Heinan Goba Vendredi, 22 Novembre 2013 00:55
Pour le parti présidentiel et ses alliés qui n'attendent que le décret convoquant les élus pour la rentrée solennelle, l'élection législative est dépassée. Il faut maintenant aller de l'avant pour permettre à la Guinée d'amorcer son développement. Même son de cloche du côté de la société civile qui, en déplorant la mauvaise organisation du scrutin, appelle tout de même les élus à travailler dans l'harmonie pour le bonheur du peuple de Guinée.

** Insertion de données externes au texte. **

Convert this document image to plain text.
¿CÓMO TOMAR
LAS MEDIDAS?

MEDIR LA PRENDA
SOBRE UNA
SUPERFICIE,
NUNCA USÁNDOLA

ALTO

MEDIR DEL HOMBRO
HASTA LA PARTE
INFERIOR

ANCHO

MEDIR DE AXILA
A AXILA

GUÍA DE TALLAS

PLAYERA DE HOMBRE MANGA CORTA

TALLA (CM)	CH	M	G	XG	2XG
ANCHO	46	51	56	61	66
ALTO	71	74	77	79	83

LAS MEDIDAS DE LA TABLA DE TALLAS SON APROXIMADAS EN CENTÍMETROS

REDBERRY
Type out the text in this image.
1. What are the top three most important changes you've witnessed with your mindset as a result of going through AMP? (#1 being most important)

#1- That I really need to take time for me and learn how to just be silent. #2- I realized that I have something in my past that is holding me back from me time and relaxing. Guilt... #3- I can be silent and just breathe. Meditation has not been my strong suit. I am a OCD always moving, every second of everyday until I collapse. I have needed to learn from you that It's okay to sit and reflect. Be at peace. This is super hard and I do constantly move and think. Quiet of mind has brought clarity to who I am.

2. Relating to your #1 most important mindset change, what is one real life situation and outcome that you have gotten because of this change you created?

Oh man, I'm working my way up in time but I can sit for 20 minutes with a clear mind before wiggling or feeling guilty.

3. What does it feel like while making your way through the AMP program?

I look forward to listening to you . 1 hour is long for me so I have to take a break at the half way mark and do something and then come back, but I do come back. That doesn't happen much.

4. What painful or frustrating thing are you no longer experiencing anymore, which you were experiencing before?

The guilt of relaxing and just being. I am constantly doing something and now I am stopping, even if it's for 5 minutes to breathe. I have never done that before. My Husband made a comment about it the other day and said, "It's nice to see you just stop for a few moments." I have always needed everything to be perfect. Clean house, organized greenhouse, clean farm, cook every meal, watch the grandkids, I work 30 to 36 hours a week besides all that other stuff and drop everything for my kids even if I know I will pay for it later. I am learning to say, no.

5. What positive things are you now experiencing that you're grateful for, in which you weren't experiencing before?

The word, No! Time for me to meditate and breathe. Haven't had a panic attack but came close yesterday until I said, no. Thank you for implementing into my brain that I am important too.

Si pour la mouvance et la société civile la page de l’élection législative est maintenant tournée, pour l’opposition républicaine, la transition n’est pas encore terminée. Car, expliquent les adversaires du président Condé, ce qui s’est passé est tout sauf l’élection législative qui devrait mettre fin à la période transitoire ouverte depuis la mort de Lansana Conté et la prise du pouvoir le CNDD, l’ex-junte dirigée par le capitaine Moussa Dadis Camara.
En résumé, pour l’opposition, le combat n’est pas terminé. Surtout que la Cour suprême qui aurait dû trancher dans cette affaire a, selon elle, « démissionné ». Ainsi pour protester contre cette « démission de la Cour suprême » et tant d’autres actes déplorables qui ont marqué la vie politique et sociale ces derniers temps, l’opposition républicaine a annoncé à l’issue d’une réunion le mercredi 20 novembre, une série d’actions à entreprendre.
Premièrement, en attendant la fin des consultations à la base pour savoir si elle va siéger ou non à la future Assemblée nationale, l’opposition appelle le peuple de Guinée, particulièrement les habitants de la capitale Conakry, à observer une journée ville morte le lundi 25 novembre. Elle envisage dans un second temps, d’une part de saisir les instances internationales telles que les Nations Unies et l’Union africaine, toujours avec sa demande d’annulation du scrutin du 28 septembre rejetée par la Cour suprême. D’autre part, d’exprimer son regret par rapport à l’arrêt des travaux du comité de veille pendant qu’il reste encore beaucoup à faire.
Une nouvelle période d’incertitude s’ouvre encore pour la Guinée au moment où tout le monde pensait à la fin de la crise politique.